Y	Hacker News new \| ask \| show \| jobs

by aaronsteers 959 days ago

Thanks for this feedback! I do agree there are some similarities as I called our as common benefits of using "EL pairs" on both sides of the process.

Here are my thoughts though on the importance of the distinction...

The first place you land the data is almost always a place you control - either a data warehouse or a data lake that you have tuned for fast and flexible data processing. The second (publish) process pushes to a location you most likely can't control, and which is not prepared to receive raw/unshaped data.

This is important because the business logic in our transformations will almost always evolve over time. Running between EL and P (the second "EL") gives us reproducibility and efficiency to innovate, using the location we have the best performance profile for running those transforms.

What do you think?

2 comments

tomnipotent 959 days ago

> What do you think?

I'm not convinced the distinction is important enough to warrant anything other than bucketing it under Reverse ETL, and the terms introduced (ELTP and "EL Pairs") I think create less clarity, not more.

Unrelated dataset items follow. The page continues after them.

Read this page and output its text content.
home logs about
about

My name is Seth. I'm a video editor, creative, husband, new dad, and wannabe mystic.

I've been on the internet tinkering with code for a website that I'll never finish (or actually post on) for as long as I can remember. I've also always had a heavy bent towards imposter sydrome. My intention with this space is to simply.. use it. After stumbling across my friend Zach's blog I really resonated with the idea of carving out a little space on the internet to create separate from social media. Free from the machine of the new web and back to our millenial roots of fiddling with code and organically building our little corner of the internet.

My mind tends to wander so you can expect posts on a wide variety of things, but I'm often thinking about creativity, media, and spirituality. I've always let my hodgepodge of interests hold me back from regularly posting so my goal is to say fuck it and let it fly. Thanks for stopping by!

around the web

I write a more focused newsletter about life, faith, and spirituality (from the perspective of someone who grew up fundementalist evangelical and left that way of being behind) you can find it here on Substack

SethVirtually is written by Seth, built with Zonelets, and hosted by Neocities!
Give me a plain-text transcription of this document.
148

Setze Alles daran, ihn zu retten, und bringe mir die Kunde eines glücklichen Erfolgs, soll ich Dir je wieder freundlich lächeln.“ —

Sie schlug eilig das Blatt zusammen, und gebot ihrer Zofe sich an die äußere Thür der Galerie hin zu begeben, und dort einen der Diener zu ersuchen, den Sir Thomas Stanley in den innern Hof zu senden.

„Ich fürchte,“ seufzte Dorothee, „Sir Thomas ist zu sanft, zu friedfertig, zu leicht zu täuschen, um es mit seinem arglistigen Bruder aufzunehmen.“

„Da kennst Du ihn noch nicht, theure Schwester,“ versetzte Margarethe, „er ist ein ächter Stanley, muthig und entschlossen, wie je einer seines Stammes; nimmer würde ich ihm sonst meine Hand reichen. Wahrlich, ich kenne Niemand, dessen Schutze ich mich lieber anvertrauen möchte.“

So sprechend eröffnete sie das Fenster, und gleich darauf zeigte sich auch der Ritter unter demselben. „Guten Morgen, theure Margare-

> pushes to a location you most likely can't control

Even for internal data hand-offs, this is usually the case. Unless the same team is doing both the ETL work and building the app that's using the output, then the data team is delivering something that was signed-off by the receiving team.

> not prepared to receive raw/unshaped data

So like all Reverse ETL, which requires some sort of integration boundary for data delivery. That could be an API, or a CSV file uploaded to an FTP server, or reading schema'd JSON from Kafka. In every instance, the data team needs to tailor the output specific to the receiver.

andrewprock 959 days ago

I do like how the end to end pipeline is captured with ELTP. Conceptually I find it lighter than: ETL + Reverse ETL. While I might personally find modular ETL to be even lighter, that moniker is particular to myself and I wouldn't ask anyone else to take it up.

Regarding control, that's something I've never felt with production data. It's such a wild beast. Once the data leaves your team/code, all bets are off.